The limited recognition of the attacks on the part of American officials partly stems from their struggle to admit that terrorism can also be a domestic ill.
As planned, John Kerry, the French-speaking and Francophile U.S. secretary of state, did what was necessary on Friday in Paris to demonstrate U.S. solidarity following the barbaric terrorist attacks that struck France. He exchanged a firm hug with François Hollande in the courtyard of the Elysée, laid a wreath of flowers at the Hyper Cacher supermarket at Porte de Vincennes and another in front of the building of Charlie Hebdo, and even paused to read the moving anonymous messages posted in front of the door.
It was absolutely imperative to overshadow the absence at the Jan. 11 march of a representative that was high-level enough for a friendship with a country that, from Lafayette to Afghanistan, has always been on America’s side. Yet North American editorialists took note of just how much Barack Obama had been bothered by what happened in Paris. While he did the very minimum to recognize the attacks, going to the French Embassy and signing a vibrant “Vive la France!” in the book of condolences, he has remained virtually silent about something that has been provoking an unprecedented surge of solidarity all over the world. Admittedly, it was clear that the irreverent drawings of Charlie Hebdo’s caricaturists, in making fun of religions without any form of restraint, could force the president of a country where people ask God to “bless America” at the end of every speech to remain discreet in his outpourings of solidarity.
A Formal Statement
However, the hostage taking at the Porte de Vincennes and the deliberate murdering of French people because they were Jewish should have immediately sparked outrage at the White House. There again, we had to content ourselves with a formal statement made by the president’s spokesperson.
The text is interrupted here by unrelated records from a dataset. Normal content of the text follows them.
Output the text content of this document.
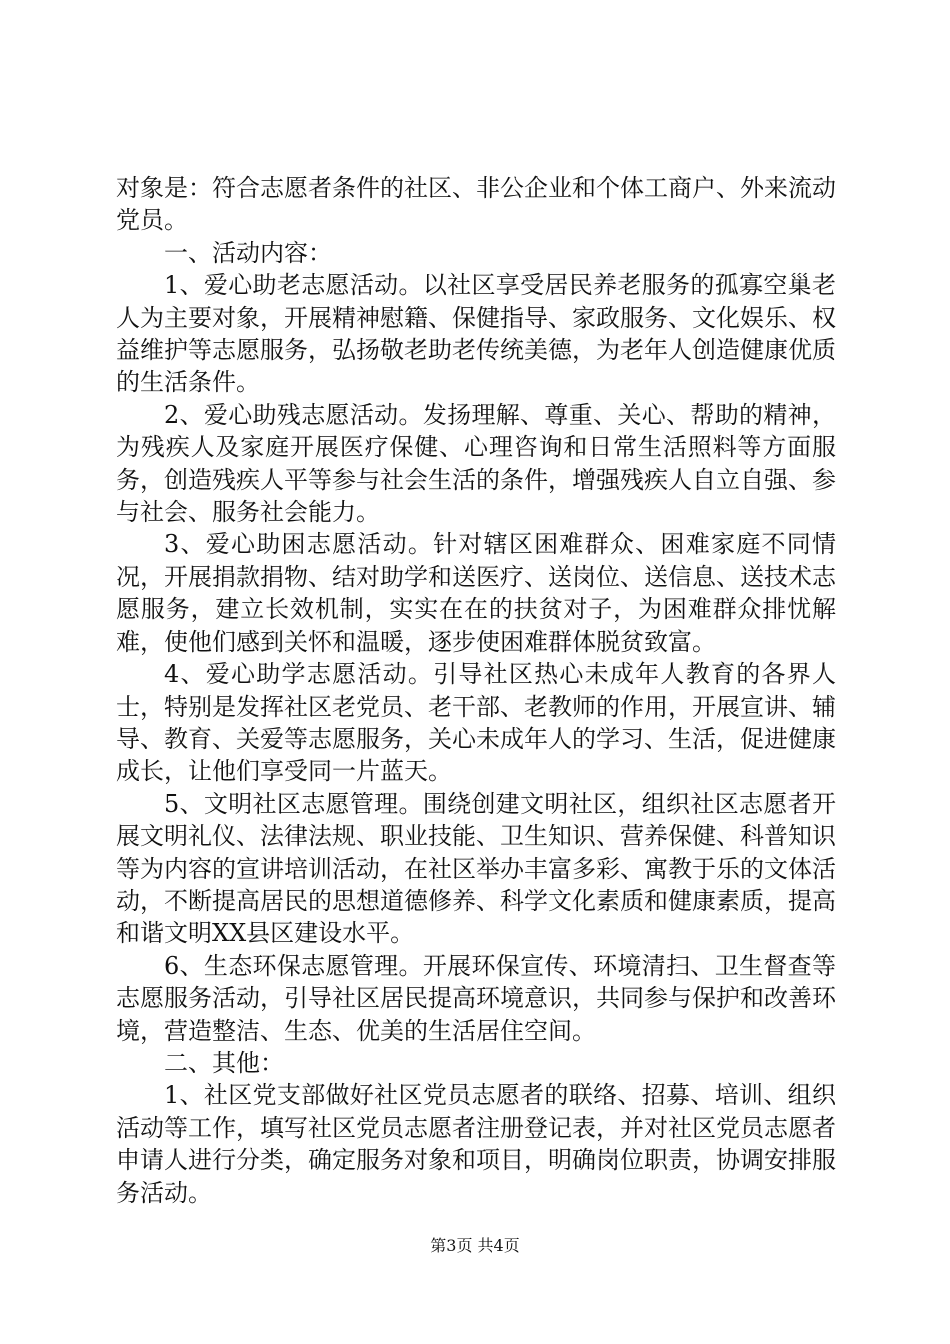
对象是：符合志愿者条件的社区、非公企业和个体工商户、外来流动党员。

一、活动内容：

1、爱心助老志愿活动。以社区享受居民养老服务的孤寡空巢老人为主要对象，开展精神慰籍、保健指导、家政服务、文化娱乐、权益维护等志愿服务，弘扬敬老助老传统美德，为老年人创造健康优质的生活条件。

2、爱心助残志愿活动。发扬理解、尊重、关心、帮助的精神，为残疾人及家庭开展医疗保健、心理咨询和日常生活照料等方面服务，创造残疾人平等参与社会生活的条件，增强残疾人自立自强、参与社会、服务社会能力。

3、爱心助困志愿活动。针对辖区困难群众、困难家庭不同情况，开展捐款捐物、结对助学和送医疗、送岗位、送信息、送技术志愿服务，建立长效机制，实实在在的扶贫对子，为困难群众排忧解难，使他们感到关怀和温暖，逐步使困难群体脱贫致富。

4、爱心助学志愿活动。引导社区热心未成年人教育的各界人士，特别是发挥社区老党员、老干部、老教师的作用，开展宣讲、辅导、教育、关爱等志愿服务，关心未成年人的学习、生活，促进健康成长，让他们享受同一片蓝天。

5、文明社区志愿管理。围绕创建文明社区，组织社区志愿者开展文明礼仪、法律法规、职业技能、卫生知识、营养保健、科普知识等为内容的宣讲培训活动，在社区举办丰富多彩、寓教于乐的文体活动，不断提高居民的思想道德修养、科学文化素质和健康素质，提高和谐文明XX县区建设水平。

6、生态环保志愿管理。开展环保宣传、环境清扫、卫生督查等志愿服务活动，引导社区居民提高环境意识，共同参与保护和改善环境，营造整洁、生态、优美的生活居住空间。

二、其他：

1、社区党支部做好社区党员志愿者的联络、招募、培训、组织活动等工作，填写社区党员志愿者注册登记表，并对社区党员志愿者申请人进行分类，确定服务对象和项目，明确岗位职责，协调安排服务活动。

第3页 共4页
It’s likely that what just happened in Paris troubles the agenda that Obama set at the moment of his re-election in 2012, which may explain why he’s wide off the mark. As Washington Post editorialist Charles Krauthammer reminds us that, for Obama “the war [on terror] has already ended … with bin Laden dead and al-Qaeda ‘on the run.’” The editorialist continues, saying, in essence, that Obama is dealing with the consequences of this, after calling into question the principal elements of the authorization Congress gave in 2001, which provided for the unrestricted use of armed forces in the fight against terrorism. Likewise, he’s trying to accelerate the freeing of the last remaining prisoners at Guantanamo. Five more were released this week.
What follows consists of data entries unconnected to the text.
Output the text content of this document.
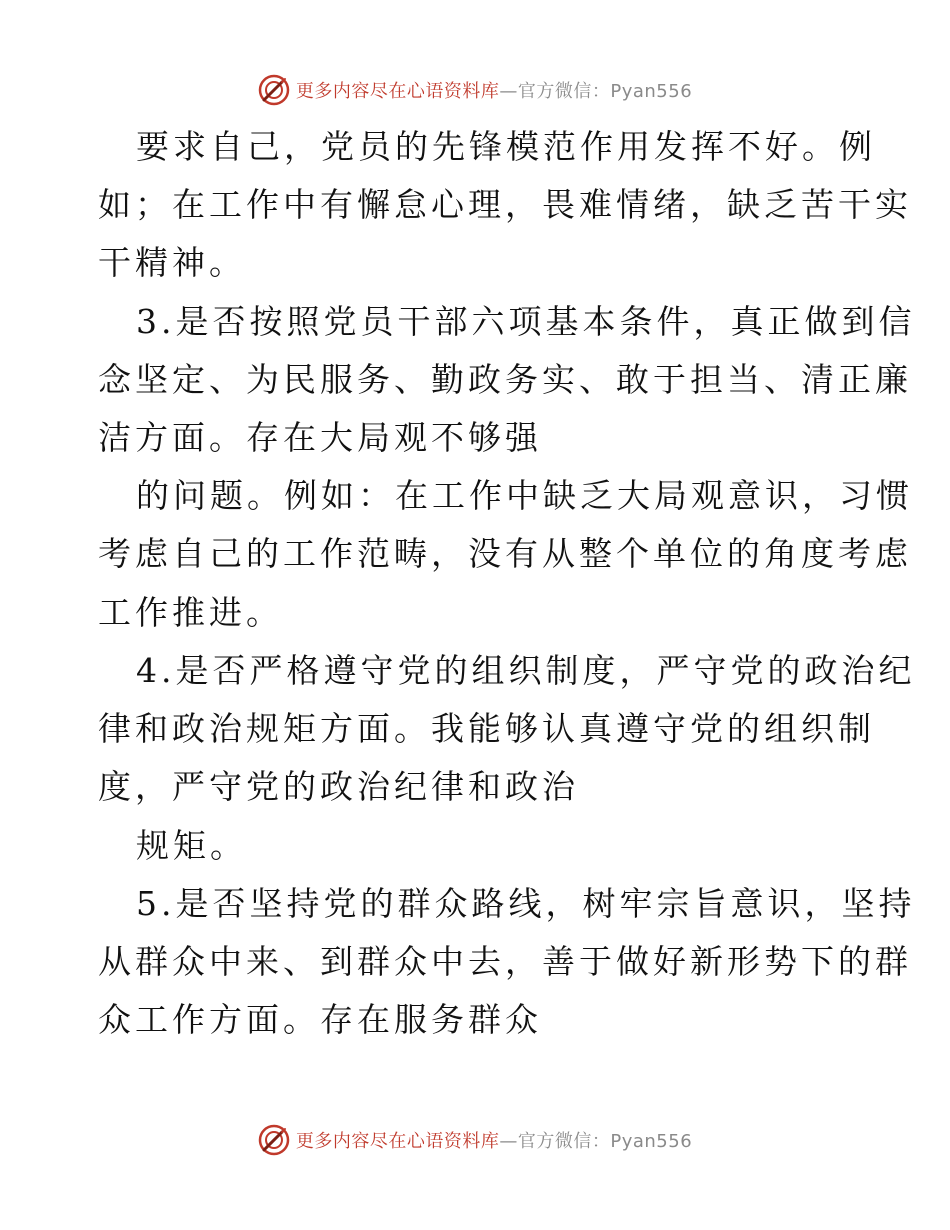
更多内容尽在心语资料库—官方微信：Pyan556
要求自己，党员的先锋模范作用发挥不好。例
如；在工作中有懈怠心理，畏难情绪，缺乏苦干实
干精神。
3.是否按照党员干部六项基本条件，真正做到信
念坚定、为民服务、勤政务实、敢于担当、清正廉
洁方面。存在大局观不够强
的问题。例如：在工作中缺乏大局观意识，习惯
考虑自己的工作范畴，没有从整个单位的角度考虑
工作推进。
4.是否严格遵守党的组织制度，严守党的政治纪
律和政治规矩方面。我能够认真遵守党的组织制
度，严守党的政治纪律和政治
规矩。
5.是否坚持党的群众路线，树牢宗旨意识，坚持
从群众中来、到群众中去，善于做好新形势下的群
众工作方面。存在服务群众
更多内容尽在心语资料库—官方微信：Pyan556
Sleeper-cell Terrorism: The New Mutation
However, after the massacres at Charlie Hebdo and the Hyper Cacher supermarket, isn’t it more difficult today to proclaim that the war is over? Moreover, after the first phase, Sept. 11 — an attack organized, mounted and directed outside of the U.S. with terrorists coming from other countries — we have moved on to another stage: the lone wolf and automatically controlled kamikaze stage, without any obvious connections, other than ideological, to al-Qaida or the Islamic State. However, there again, they were foreigners in the country where they were operating. With the attacks in Paris, we have entered into a new phase: that of sleeper-cell terrorism, which involves killers who have likely been more superficially fanaticized in Islam than their predecessors.
Moreover, these are men who have been immersed in organized crime, which provided them with arms, munitions and the money to purchase them. Last but not least, these are terrorists who were born, raised and had always lived in the country where they operate. They were from housing projects where communitarianism is getting worse and worse.
More precisely, these areas strongly resemble existing areas in the United States. This explains Barack Obama’s last statement, made on Friday while he was hosting David Cameron at the White House, in which Obama wanted to show Americans that their country was not at risk to this new form of endogenous terrorism that had just cropped up in Paris: “Our biggest advantage,” said Obama, “is that our Muslim populations, they feel themselves to be Americans. There are parts of Europe in which that’s not the case.”
Certainly, jihad hopefuls in Syria and Iraq, whose dangerousness upon their return home Europe rightly fears, are not, for the time being, coming in very large numbers from the USA, but the precedent set by Nidal Malik Hasan, a major in the U.S. military who, in 2009, killed 13 people and injured 30 when he opened fire with an automatic weapon at Fort Hood while yelling out “Allah Akbar,” shows that Obama should display more modesty in his comparisons and implicit condemnations.